Todavía dominado por la curiosidad académica, mi mente se trasladó a la universidad (PUCMM), sin poder dar con la pista de la disposición legal que acreditaba el crucifijo en los estrados.

Acto seguido, advertí que la sala de audiencias se estaba llenando de abogados apresurados y de público. El circo estaba por comenzar.

Muy atento quedé, cuando el ministerial cantó mi nombre precedido por el de mi cliente casi concomitante con la entrada del magistrado. Después de algunos escarceos y tumbos dialécticos el juez nos conminó a concluir al fondo. Y mientras mi contraparte lo hacía me quedé mirando “al que traspasaron”. Sentí que estaba vivo a pesar de estar tan olvidado; con otros ojos seguí contemplándolo (empecé a creer que Él también estaba mirándome). Y fue cuando obligado a concluir, concluí sin que concluyera mi inquietud.

La poesía de Gladialisa Brenes llenó mi mente y recordé que: “…cuando ya la esperanza esté perdida/y se apague el amor;…donde haya un hálito de vida/habrá fuego interior”.

A continuación, una antigua profecía se deslizó por mi memoria: “Siéntate a mi derecha hasta que ponga a tus enemigos como estrado de tus pies” (Sal. 110-1).

Salí precipitadamente del tribunal, todavía con la toga puesta. Un colega me llamó. Entonces volteándome le dije:—Es el Cristo. Pero el abogado replicó:—¿El qué...? Y esta vez a viva voz respondí:—El Cristo de los Estrados.
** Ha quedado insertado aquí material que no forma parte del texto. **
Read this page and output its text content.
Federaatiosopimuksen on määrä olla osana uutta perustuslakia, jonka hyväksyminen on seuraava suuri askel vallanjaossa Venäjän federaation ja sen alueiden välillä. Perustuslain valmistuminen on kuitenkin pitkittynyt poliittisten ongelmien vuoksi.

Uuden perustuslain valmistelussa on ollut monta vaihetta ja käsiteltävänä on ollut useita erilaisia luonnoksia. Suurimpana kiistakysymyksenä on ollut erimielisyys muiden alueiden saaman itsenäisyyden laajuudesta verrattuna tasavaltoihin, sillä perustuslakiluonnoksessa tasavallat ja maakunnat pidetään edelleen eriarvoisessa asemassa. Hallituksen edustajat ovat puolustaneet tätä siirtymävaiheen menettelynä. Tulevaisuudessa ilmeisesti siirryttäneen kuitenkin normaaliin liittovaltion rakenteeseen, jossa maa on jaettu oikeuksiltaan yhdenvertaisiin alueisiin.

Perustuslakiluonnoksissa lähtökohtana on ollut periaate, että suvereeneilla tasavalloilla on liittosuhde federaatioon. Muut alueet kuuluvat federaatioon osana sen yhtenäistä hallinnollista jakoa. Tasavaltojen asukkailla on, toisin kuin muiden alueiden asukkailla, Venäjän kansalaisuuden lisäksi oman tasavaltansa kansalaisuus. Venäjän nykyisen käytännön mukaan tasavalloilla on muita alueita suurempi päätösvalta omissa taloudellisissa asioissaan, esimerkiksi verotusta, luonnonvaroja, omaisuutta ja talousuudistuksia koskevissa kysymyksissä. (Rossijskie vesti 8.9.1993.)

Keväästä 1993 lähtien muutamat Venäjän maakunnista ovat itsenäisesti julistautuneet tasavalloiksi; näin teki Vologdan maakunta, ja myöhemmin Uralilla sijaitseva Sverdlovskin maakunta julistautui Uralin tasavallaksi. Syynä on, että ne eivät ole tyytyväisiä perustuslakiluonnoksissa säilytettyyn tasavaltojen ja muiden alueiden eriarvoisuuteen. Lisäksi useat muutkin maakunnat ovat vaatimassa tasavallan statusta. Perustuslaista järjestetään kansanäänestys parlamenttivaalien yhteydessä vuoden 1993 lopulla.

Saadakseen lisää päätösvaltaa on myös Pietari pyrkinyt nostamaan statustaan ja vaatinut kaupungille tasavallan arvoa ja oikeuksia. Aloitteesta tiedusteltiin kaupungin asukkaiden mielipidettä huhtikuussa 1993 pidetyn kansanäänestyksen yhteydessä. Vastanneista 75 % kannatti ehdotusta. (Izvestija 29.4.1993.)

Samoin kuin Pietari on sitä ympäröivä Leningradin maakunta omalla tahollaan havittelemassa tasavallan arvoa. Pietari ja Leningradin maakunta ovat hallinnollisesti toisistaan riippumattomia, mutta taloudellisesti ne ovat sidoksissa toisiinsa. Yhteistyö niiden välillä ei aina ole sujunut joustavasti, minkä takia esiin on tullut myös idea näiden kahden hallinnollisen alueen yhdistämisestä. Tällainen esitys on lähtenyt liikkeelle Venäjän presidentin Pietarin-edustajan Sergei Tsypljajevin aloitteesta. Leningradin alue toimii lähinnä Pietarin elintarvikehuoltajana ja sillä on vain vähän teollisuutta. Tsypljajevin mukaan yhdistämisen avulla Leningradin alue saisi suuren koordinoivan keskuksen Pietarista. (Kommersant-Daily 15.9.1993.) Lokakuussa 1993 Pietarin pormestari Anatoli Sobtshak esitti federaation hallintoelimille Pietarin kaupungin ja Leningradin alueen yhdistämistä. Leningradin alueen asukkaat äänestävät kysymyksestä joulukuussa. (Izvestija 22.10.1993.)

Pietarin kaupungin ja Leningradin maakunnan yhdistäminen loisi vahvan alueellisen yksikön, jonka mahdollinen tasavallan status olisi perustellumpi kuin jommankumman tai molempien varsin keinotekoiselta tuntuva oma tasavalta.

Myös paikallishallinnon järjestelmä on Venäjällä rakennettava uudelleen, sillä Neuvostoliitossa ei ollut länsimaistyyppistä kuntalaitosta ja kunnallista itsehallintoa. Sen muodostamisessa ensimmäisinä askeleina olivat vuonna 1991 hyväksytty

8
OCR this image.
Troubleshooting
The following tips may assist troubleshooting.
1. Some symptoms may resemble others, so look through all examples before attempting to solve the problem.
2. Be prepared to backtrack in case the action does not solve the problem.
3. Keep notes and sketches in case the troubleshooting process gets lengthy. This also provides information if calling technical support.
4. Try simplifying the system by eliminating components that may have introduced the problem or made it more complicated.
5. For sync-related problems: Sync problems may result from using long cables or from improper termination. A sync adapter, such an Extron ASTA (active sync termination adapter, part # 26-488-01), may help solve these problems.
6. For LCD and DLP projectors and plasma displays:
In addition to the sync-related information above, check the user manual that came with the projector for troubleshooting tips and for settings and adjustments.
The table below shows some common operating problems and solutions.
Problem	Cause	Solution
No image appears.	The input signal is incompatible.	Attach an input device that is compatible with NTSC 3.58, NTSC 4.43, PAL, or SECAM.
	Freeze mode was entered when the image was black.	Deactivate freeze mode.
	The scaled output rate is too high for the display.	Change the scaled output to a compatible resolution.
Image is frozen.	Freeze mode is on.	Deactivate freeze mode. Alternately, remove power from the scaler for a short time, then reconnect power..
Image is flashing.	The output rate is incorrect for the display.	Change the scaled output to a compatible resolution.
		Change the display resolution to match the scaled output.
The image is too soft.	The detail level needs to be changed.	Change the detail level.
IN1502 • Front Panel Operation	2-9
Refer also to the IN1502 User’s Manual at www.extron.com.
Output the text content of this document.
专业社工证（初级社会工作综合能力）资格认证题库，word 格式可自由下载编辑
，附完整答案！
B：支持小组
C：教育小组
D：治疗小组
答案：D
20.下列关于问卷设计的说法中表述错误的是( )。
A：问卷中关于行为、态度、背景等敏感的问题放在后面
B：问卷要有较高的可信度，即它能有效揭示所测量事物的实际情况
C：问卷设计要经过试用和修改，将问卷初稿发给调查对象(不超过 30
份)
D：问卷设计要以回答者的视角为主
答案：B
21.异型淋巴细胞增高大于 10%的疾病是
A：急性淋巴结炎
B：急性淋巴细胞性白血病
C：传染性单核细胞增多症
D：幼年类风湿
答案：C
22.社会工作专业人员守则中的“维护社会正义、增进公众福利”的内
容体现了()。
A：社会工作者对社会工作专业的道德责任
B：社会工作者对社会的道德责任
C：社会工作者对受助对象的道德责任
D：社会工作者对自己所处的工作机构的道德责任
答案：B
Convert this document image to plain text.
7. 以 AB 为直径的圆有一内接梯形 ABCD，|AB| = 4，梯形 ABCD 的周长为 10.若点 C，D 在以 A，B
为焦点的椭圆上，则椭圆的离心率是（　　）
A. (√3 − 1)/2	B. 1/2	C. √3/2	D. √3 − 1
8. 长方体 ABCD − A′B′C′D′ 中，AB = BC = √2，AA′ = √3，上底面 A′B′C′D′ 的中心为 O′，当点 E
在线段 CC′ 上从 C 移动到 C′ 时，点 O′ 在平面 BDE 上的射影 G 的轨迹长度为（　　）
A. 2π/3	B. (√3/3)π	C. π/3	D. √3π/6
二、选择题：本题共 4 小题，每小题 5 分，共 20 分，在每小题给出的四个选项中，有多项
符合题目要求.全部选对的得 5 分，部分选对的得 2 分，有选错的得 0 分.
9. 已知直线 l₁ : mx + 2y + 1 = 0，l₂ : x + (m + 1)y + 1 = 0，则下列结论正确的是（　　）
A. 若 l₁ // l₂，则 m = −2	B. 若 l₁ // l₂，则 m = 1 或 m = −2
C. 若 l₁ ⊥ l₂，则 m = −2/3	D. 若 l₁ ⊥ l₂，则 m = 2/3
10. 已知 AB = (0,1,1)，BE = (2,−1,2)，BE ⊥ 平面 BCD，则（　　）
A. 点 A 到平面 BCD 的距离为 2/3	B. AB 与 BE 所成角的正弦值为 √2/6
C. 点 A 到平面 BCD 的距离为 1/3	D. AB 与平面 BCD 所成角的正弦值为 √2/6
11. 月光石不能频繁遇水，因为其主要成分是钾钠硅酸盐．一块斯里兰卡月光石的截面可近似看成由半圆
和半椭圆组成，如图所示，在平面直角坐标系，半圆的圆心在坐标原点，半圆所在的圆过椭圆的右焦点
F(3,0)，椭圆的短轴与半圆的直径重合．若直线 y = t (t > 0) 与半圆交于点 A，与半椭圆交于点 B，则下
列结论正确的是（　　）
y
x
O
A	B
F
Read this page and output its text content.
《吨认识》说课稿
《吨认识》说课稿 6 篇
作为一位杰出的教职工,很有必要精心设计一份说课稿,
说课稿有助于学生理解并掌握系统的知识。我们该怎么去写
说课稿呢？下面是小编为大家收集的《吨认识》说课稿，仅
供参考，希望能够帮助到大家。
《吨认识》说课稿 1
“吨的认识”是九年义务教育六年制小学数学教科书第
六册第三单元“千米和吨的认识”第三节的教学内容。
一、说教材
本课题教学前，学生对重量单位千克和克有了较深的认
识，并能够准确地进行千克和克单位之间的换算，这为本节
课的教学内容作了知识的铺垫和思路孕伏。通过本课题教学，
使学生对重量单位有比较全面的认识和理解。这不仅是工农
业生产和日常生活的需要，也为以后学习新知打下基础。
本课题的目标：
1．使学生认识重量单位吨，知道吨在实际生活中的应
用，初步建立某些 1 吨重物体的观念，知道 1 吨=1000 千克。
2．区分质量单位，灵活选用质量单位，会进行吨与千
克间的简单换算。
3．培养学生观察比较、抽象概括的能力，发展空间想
Ya por la tarde y fatigado de tanto buscar, telefonee a mi antiguo profesor, el emblemático jurista, doctor Artagnán Pérez Méndez (q.e.p.d.), a quien expuse la cuestión jurídica, y este acertadamente respondió:—“Nunca lo encontrarás en los textos legislativos, pues pasó a nuestra administración de justicia por la tradición francesa, teniendo a su vez un trasfondo religioso”.

A seguidas reflexioné, que aparte de todo esto, también podríamos razonablemente concluir, que la imagen desfigurada del crucificado no está sobre el escritorio para meterle miedo a nadie; ni para apalancar el juramento decisorio; tampoco, como un fetiche disuasorio. Realmente, está plantado como una advertencia infinita a jueces y abogados –y a toda la humanidad—del tremendo daño que se le puede hacer a una persona inocente, cuando es injustamente condenada, sin pruebas, ni motivos válidos.

Finalmente, meditando en la experiencia, llegué a la conclusión de que Aquel a quien buscaba estaba en el interior, porque “El Cristo de los Estrados”… es el Jesús del corazón.

Palacio de Justicia de Ciudad Nueva; Santo Domingo, R. D.